Bundesfinanzhof
Beschl. v. 21.12.2004, Az.: IX B 42/04
Verletzung der Pflicht zur Aufklärung eines Sachverhalts mangels Erhebung eines Zeugenbeweises
Bibliographie
- Gericht
- BFH
- Datum
- 21.12.2004
- Aktenzeichen
- IX B 42/04
- Entscheidungsform
- Beschluss
- Referenz
- WKRS 2004, 30109
- Entscheidungsname
- [keine Angabe]
- ECLI
- [keine Angabe]
Verfahrensgang
- vorgehend
- FG Hessen - 27.10.2003 - AZ: 5 K 2717/02
Rechtsgrundlage
Fundstelle
- BFH/NV 2005, 1311 (amtl. Leitsatz)
Gründe
Die Beschwerde ist unbegründet. Die gerügten Verfahrensfehler i.S. von § 115 Abs. 2 Nr. 3 der Finanzgerichtsordnung (FGO) liegen nicht vor.
1.
Die Beteiligten streiten darüber, ob Beiträge zu einer Kapitallebensversicherung, die zur Tilgungsaussetzung von gleichzeitig aufgenommenen Anschaffungsdarlehen für eine Immobilie vereinbart worden ist, als Werbungskosten bei der Ermittlung der Einkünfte aus Vermietung und Verpachtung abzuziehen sind.

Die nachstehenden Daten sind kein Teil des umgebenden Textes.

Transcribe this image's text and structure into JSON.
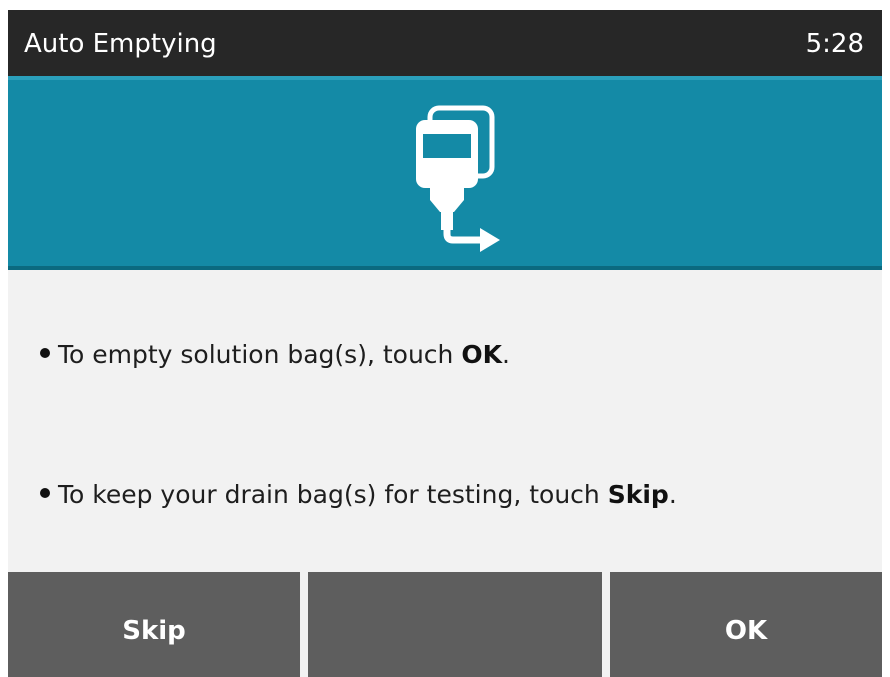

Das Finanzgericht (FG) hat bei der Prüfung dieser Frage nicht gegen seine Pflicht zur Aufklärung des Sachverhalts (§ 76 Abs. 1 FGO) verstoßen, indem es den beantragten Zeugenbeweis über die Gründe des Abschlusses der Kapitallebensversicherung nicht erhoben hat. Nach der materiell-rechtlichen Rechtsauffassung des FG, von der bei der Prüfung, ob ein Verfahrensfehler vorliegt, stets auszugehen ist, waren die Motive des Klägers nicht entscheidungserheblich, weil das FG die Voraussetzungen des Werbungskostenabzugs für die strittigen Versicherungsbeiträge auf der Grundlage der Rechtsprechung des Bundesfinanzhofs (BFH) schon aus Rechtsgründen verneint hat.
2.
Es kann offen bleiben, ob der Tenor des angefochtenen Urteils entgegen § 104 Abs. 2, 2. Halbsatz FGO nicht binnen zwei Wochen der Geschäftsstelle übergeben worden ist. Ein solcher Mangel kann nicht zur Zulassung der Revision führen, solange nicht dargetan oder sonst erkennbar ist, dass der Urteilstenor bei fristgemäßer Niederlegung anders als im zugestellten Urteil gelautet hätte (Beschluss des BFH vom 23. August 2002 IV B 89/01, BFH/NV 2003, 177; vgl. auch BFH-Urteil vom 22. Februar 1980 VI R 132/79, BFHE 130, 126, BStBl II 1980, 398). Dafür ergeben sich aus dem Beschwerdevorbringen keinerlei Anhaltspunkte.